Conductive loss of heat directly to air molecules is limited by the development of a layer of still air adjacent to the skin that serves as an insulator. When this layer is disturbed by air currents, the insulative properties diminish substantially, and heat loss therefore increases. This increase is termed convection and is proportional to the square root of air speed; it is the basis of the familiar "wind chill" factor. Air speed in operating rooms—even those with high rates of air turnover—is typically just about 20 cm/sec, which only slightly increases loss in comparison to that in still air. Nonetheless, convective loss is usually the second most important mechanism by which heat is transferred from patients to the environment. Presumably, convective loss increases substantially in operating rooms equipped to provide laminar flow.

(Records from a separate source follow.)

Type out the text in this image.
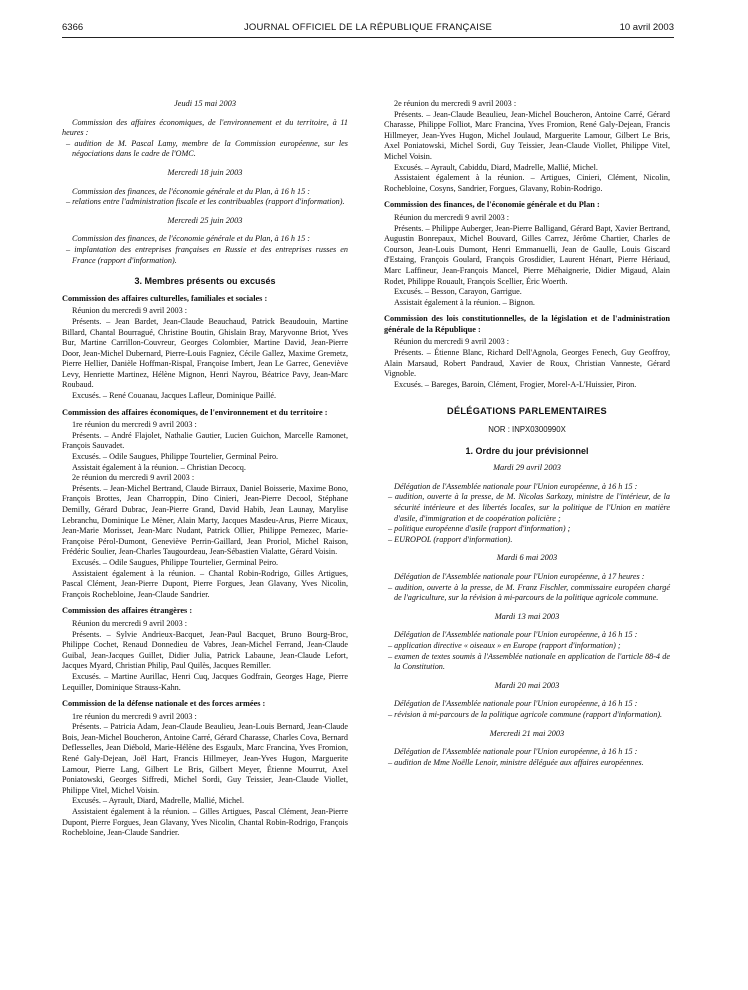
6366	JOURNAL OFFICIEL DE LA RÉPUBLIQUE FRANÇAISE	10 avril 2003
Jeudi 15 mai 2003

Commission des affaires économiques, de l'environnement et du territoire, à 11 heures :

– audition de M. Pascal Lamy, membre de la Commission européenne, sur les négociations dans le cadre de l'OMC.

Mercredi 18 juin 2003

Commission des finances, de l'économie générale et du Plan, à 16 h 15 :

– relations entre l'administration fiscale et les contribuables (rapport d'information).

Mercredi 25 juin 2003

Commission des finances, de l'économie générale et du Plan, à 16 h 15 :

– implantation des entreprises françaises en Russie et des entreprises russes en France (rapport d'information).

3. Membres présents ou excusés

Commission des affaires culturelles, familiales et sociales :

Réunion du mercredi 9 avril 2003 :

Présents. – Jean Bardet, Jean-Claude Beauchaud, Patrick Beaudouin, Martine Billard, Chantal Bourragué, Christine Boutin, Ghislain Bray, Maryvonne Briot, Yves Bur, Martine Carrillon-Couvreur, Georges Colombier, Martine David, Jean-Pierre Door, Jean-Michel Dubernard, Pierre-Louis Fagniez, Cécile Gallez, Maxime Gremetz, Pierre Hellier, Danièle Hoffman-Rispal, Françoise Imbert, Jean Le Garrec, Geneviève Levy, Henriette Martinez, Hélène Mignon, Henri Nayrou, Béatrice Pavy, Jean-Marc Roubaud.

Excusés. – René Couanau, Jacques Lafleur, Dominique Paillé.

Commission des affaires économiques, de l'environnement et du territoire :

1re réunion du mercredi 9 avril 2003 :

Présents. – André Flajolet, Nathalie Gautier, Lucien Guichon, Marcelle Ramonet, François Sauvadet.

Excusés. – Odile Saugues, Philippe Tourtelier, Germinal Peiro.

Assistait également à la réunion. – Christian Decocq.

2e réunion du mercredi 9 avril 2003 :

Présents. – Jean-Michel Bertrand, Claude Birraux, Daniel Boisserie, Maxime Bono, François Brottes, Jean Charroppin, Dino Cinieri, Jean-Pierre Decool, Stéphane Demilly, Gérard Dubrac, Jean-Pierre Grand, David Habib, Jean Launay, Marylise Lebranchu, Dominique Le Mèner, Alain Marty, Jacques Masdeu-Arus, Pierre Micaux, Jean-Marie Morisset, Jean-Marc Nudant, Patrick Ollier, Philippe Pemezec, Marie-Françoise Pérol-Dumont, Geneviève Perrin-Gaillard, Jean Proriol, Michel Raison, Frédéric Soulier, Jean-Charles Taugourdeau, Jean-Sébastien Vialatte, Gérard Voisin.

Excusés. – Odile Saugues, Philippe Tourtelier, Germinal Peiro.

Assistaient également à la réunion. – Chantal Robin-Rodrigo, Gilles Artigues, Pascal Clément, Jean-Pierre Dupont, Pierre Forgues, Jean Glavany, Yves Nicolin, François Rochebloine, Jean-Claude Sandrier.

Commission des affaires étrangères :

Réunion du mercredi 9 avril 2003 :

Présents. – Sylvie Andrieux-Bacquet, Jean-Paul Bacquet, Bruno Bourg-Broc, Philippe Cochet, Renaud Donnedieu de Vabres, Jean-Michel Ferrand, Jean-Claude Guibal, Jean-Jacques Guillet, Didier Julia, Patrick Labaune, Jean-Claude Lefort, Jacques Myard, Christian Philip, Paul Quilès, Jacques Remiller.

Excusés. – Martine Aurillac, Henri Cuq, Jacques Godfrain, Georges Hage, Pierre Lequiller, Dominique Strauss-Kahn.

Commission de la défense nationale et des forces armées :

1re réunion du mercredi 9 avril 2003 :

Présents. – Patricia Adam, Jean-Claude Beaulieu, Jean-Louis Bernard, Jean-Claude Bois, Jean-Michel Boucheron, Antoine Carré, Gérard Charasse, Charles Cova, Bernard Deflesselles, Jean Diébold, Marie-Hélène des Esgaulx, Marc Francina, Yves Fromion, René Galy-Dejean, Joël Hart, Francis Hillmeyer, Jean-Yves Hugon, Marguerite Lamour, Pierre Lang, Gilbert Le Bris, Gilbert Meyer, Étienne Mourrut, Axel Poniatowski, Georges Siffredi, Michel Sordi, Guy Teissier, Jean-Claude Viollet, Philippe Vitel, Michel Voisin.

Excusés. – Ayrault, Diard, Madrelle, Mallié, Michel.

Assistaient également à la réunion. – Gilles Artigues, Pascal Clément, Jean-Pierre Dupont, Pierre Forgues, Jean Glavany, Yves Nicolin, Chantal Robin-Rodrigo, François Rochebloine, Jean-Claude Sandrier.

2e réunion du mercredi 9 avril 2003 :

Présents. – Jean-Claude Beaulieu, Jean-Michel Boucheron, Antoine Carré, Gérard Charasse, Philippe Folliot, Marc Francina, Yves Fromion, René Galy-Dejean, Francis Hillmeyer, Jean-Yves Hugon, Michel Joulaud, Marguerite Lamour, Gilbert Le Bris, Axel Poniatowski, Michel Sordi, Guy Teissier, Jean-Claude Viollet, Philippe Vitel, Michel Voisin.

Excusés. – Ayrault, Cabiddu, Diard, Madrelle, Mallié, Michel.

Assistaient également à la réunion. – Artigues, Cinieri, Clément, Nicolin, Rochebloine, Cosyns, Sandrier, Forgues, Glavany, Robin-Rodrigo.

Commission des finances, de l'économie générale et du Plan :

Réunion du mercredi 9 avril 2003 :

Présents. – Philippe Auberger, Jean-Pierre Balligand, Gérard Bapt, Xavier Bertrand, Augustin Bonrepaux, Michel Bouvard, Gilles Carrez, Jérôme Chartier, Charles de Courson, Jean-Louis Dumont, Henri Emmanuelli, Jean de Gaulle, Louis Giscard d'Estaing, François Goulard, François Grosdidier, Laurent Hénart, Pierre Hériaud, Marc Laffineur, Jean-François Mancel, Pierre Méhaignerie, Didier Migaud, Alain Rodet, Philippe Rouault, François Scellier, Éric Woerth.

Excusés. – Besson, Carayon, Garrigue.

Assistait également à la réunion. – Bignon.

Commission des lois constitutionnelles, de la législation et de l'administration générale de la République :

Réunion du mercredi 9 avril 2003 :

Présents. – Étienne Blanc, Richard Dell'Agnola, Georges Fenech, Guy Geoffroy, Alain Marsaud, Robert Pandraud, Xavier de Roux, Christian Vanneste, Gérard Vignoble.

Excusés. – Bareges, Baroin, Clément, Frogier, Morel-A-L'Huissier, Piron.

DÉLÉGATIONS PARLEMENTAIRES
NOR : INPX0300990X
1. Ordre du jour prévisionnel
Mardi 29 avril 2003

Délégation de l'Assemblée nationale pour l'Union européenne, à 16 h 15 :

– audition, ouverte à la presse, de M. Nicolas Sarkozy, ministre de l'intérieur, de la sécurité intérieure et des libertés locales, sur la politique de l'Union en matière d'asile, d'immigration et de coopération policière ;

– politique européenne d'asile (rapport d'information) ;

– EUROPOL (rapport d'information).

Mardi 6 mai 2003

Délégation de l'Assemblée nationale pour l'Union européenne, à 17 heures :

– audition, ouverte à la presse, de M. Franz Fischler, commissaire européen chargé de l'agriculture, sur la révision à mi-parcours de la politique agricole commune.

Mardi 13 mai 2003

Délégation de l'Assemblée nationale pour l'Union européenne, à 16 h 15 :

– application directive « oiseaux » en Europe (rapport d'information) ;

– examen de textes soumis à l'Assemblée nationale en application de l'article 88-4 de la Constitution.

Mardi 20 mai 2003

Délégation de l'Assemblée nationale pour l'Union européenne, à 16 h 15 :

– révision à mi-parcours de la politique agricole commune (rapport d'information).

Mercredi 21 mai 2003

Délégation de l'Assemblée nationale pour l'Union européenne, à 16 h 15 :

– audition de Mme Noëlle Lenoir, ministre déléguée aux affaires européennes.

However, the actual augmentation has not been quantified and may be less than expected from the increase in air speed because surgical draping provides considerable thermal insulation.

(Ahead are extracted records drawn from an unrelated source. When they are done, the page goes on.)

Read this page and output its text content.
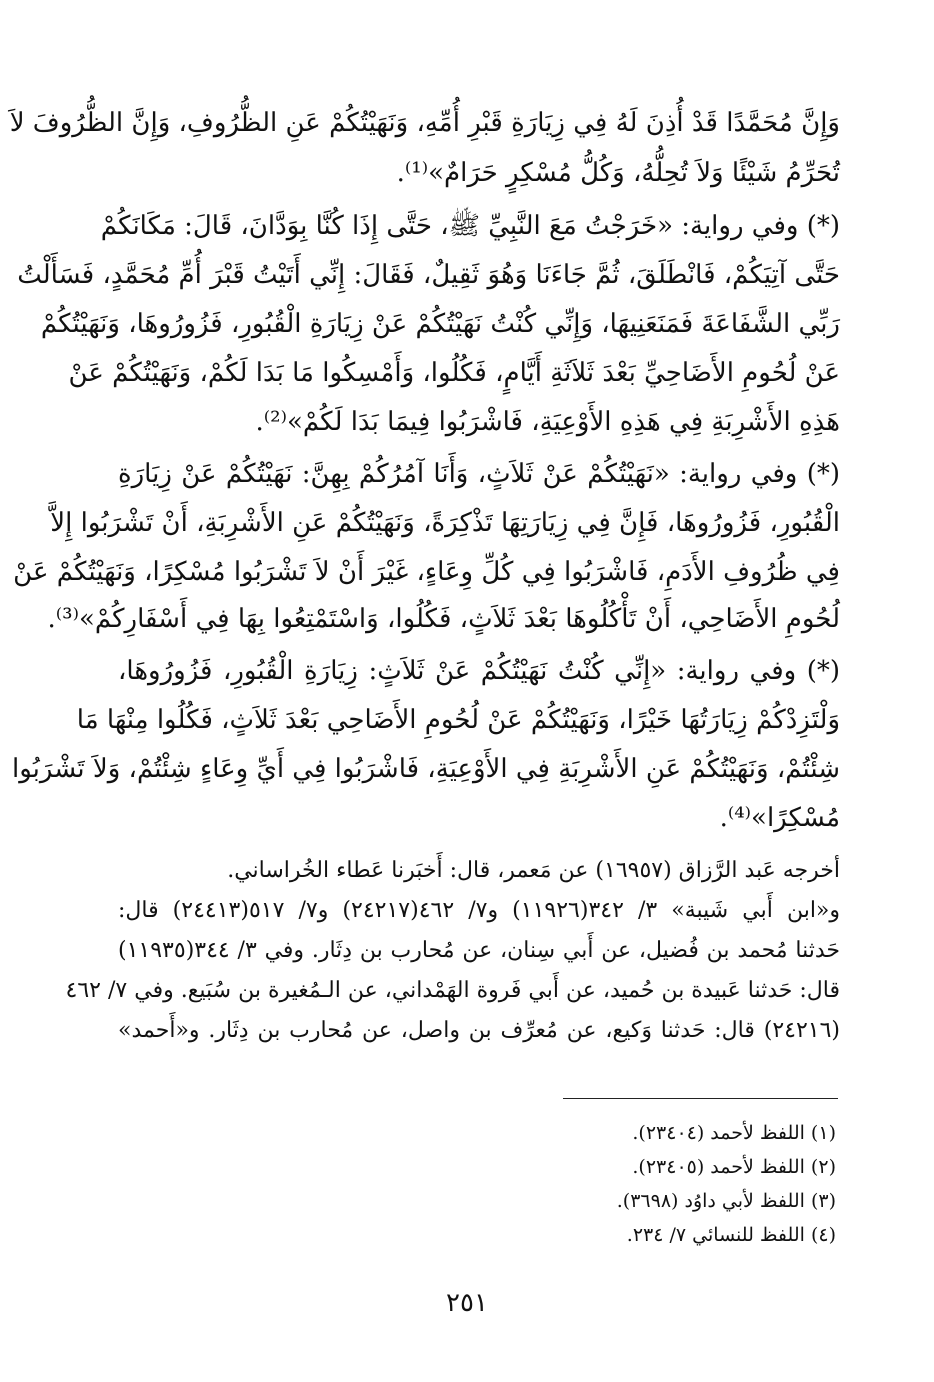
وَإِنَّ مُحَمَّدًا قَدْ أُذِنَ لَهُ فِي زِيَارَةِ قَبْرِ أُمِّهِ، وَنَهَيْتُكُمْ عَنِ الظُّرُوفِ، وَإِنَّ الظُّرُوفَ لاَ
تُحَرِّمُ شَيْئًا وَلاَ تُحِلُّهُ، وَكُلُّ مُسْكِرٍ حَرَامٌ»⁽¹⁾.
(*) وفي رواية: «خَرَجْتُ مَعَ النَّبِيِّ ﷺ، حَتَّى إِذَا كُنَّا بِوَدَّانَ، قَالَ: مَكَانَكُمْ
حَتَّى آتِيَكُمْ، فَانْطَلَقَ، ثُمَّ جَاءَنَا وَهُوَ ثَقِيلٌ، فَقَالَ: إِنِّي أَتَيْتُ قَبْرَ أُمِّ مُحَمَّدٍ، فَسَأَلْتُ
رَبِّي الشَّفَاعَةَ فَمَنَعَنِيهَا، وَإِنِّي كُنْتُ نَهَيْتُكُمْ عَنْ زِيَارَةِ الْقُبُورِ، فَزُورُوهَا، وَنَهَيْتُكُمْ
عَنْ لُحُومِ الأَضَاحِيِّ بَعْدَ ثَلاَثَةِ أَيَّامٍ، فَكُلُوا، وَأَمْسِكُوا مَا بَدَا لَكُمْ، وَنَهَيْتُكُمْ عَنْ
هَذِهِ الأَشْرِبَةِ فِي هَذِهِ الأَوْعِيَةِ، فَاشْرَبُوا فِيمَا بَدَا لَكُمْ»⁽²⁾.
(*) وفي رواية: «نَهَيْتُكُمْ عَنْ ثَلاَثٍ، وَأَنَا آمُرُكُمْ بِهِنَّ: نَهَيْتُكُمْ عَنْ زِيَارَةِ
الْقُبُورِ، فَزُورُوهَا، فَإِنَّ فِي زِيَارَتِهَا تَذْكِرَةً، وَنَهَيْتُكُمْ عَنِ الأَشْرِبَةِ، أَنْ تَشْرَبُوا إِلاَّ
فِي ظُرُوفِ الأَدَمِ، فَاشْرَبُوا فِي كُلِّ وِعَاءٍ، غَيْرَ أَنْ لاَ تَشْرَبُوا مُسْكِرًا، وَنَهَيْتُكُمْ عَنْ
لُحُومِ الأَضَاحِي، أَنْ تَأْكُلُوهَا بَعْدَ ثَلاَثٍ، فَكُلُوا، وَاسْتَمْتِعُوا بِهَا فِي أَسْفَارِكُمْ»⁽³⁾.
(*) وفي رواية: «إِنِّي كُنْتُ نَهَيْتُكُمْ عَنْ ثَلاَثٍ: زِيَارَةِ الْقُبُورِ، فَزُورُوهَا،
وَلْتَزِدْكُمْ زِيَارَتُهَا خَيْرًا، وَنَهَيْتُكُمْ عَنْ لُحُومِ الأَضَاحِي بَعْدَ ثَلاَثٍ، فَكُلُوا مِنْهَا مَا
شِئْتُمْ، وَنَهَيْتُكُمْ عَنِ الأَشْرِبَةِ فِي الأَوْعِيَةِ، فَاشْرَبُوا فِي أَيِّ وِعَاءٍ شِئْتُمْ، وَلاَ تَشْرَبُوا
مُسْكِرًا»⁽⁴⁾.
أخرجه عَبد الرَّزاق (١٦٩٥٧) عن مَعمر، قال: أَخبَرنا عَطاء الخُراساني.
و«ابن أَبي شَيبة» ٣/ ٣٤٢(١١٩٢٦) و٧/ ٤٦٢(٢٤٢١٧) و٧/ ٥١٧(٢٤٤١٣) قال:
حَدثنا مُحمد بن فُضيل، عن أَبي سِنان، عن مُحارب بن دِثَار. وفي ٣/ ٣٤٤(١١٩٣٥)
قال: حَدثنا عَبيدة بن حُميد، عن أَبي فَروة الهَمْداني، عن الـمُغيرة بن سُبَيع. وفي ٧/ ٤٦٢
(٢٤٢١٦) قال: حَدثنا وَكيع، عن مُعرِّف بن واصل، عن مُحارب بن دِثَار. و«أَحمد»
(١) اللفظ لأحمد (٢٣٤٠٤).
(٢) اللفظ لأحمد (٢٣٤٠٥).
(٣) اللفظ لأبي داوُد (٣٦٩٨).
(٤) اللفظ للنسائي ٧/ ٢٣٤.
٢٥١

Sweating increases cutaneous evaporative loss enormously but is rare during anesthesia. In the absence of sweating, evaporative loss from the skin surface is limited to less than 10% of metabolic heat production in adults. In contrast, infants lose a higher fraction of their metabolic heat from transpiration of water through thin skin. The problem becomes especially acute in premature infants, who may lose a fifth of their metabolic heat production through transcutaneous evaporation. [50] [51] Simple thermodynamic calculations and clinical measurements indicate that only trivial amounts of heat are lost from the respiratory system.[52] However, evaporation inside a surgical wound can contribute substantially to total heat loss.[53]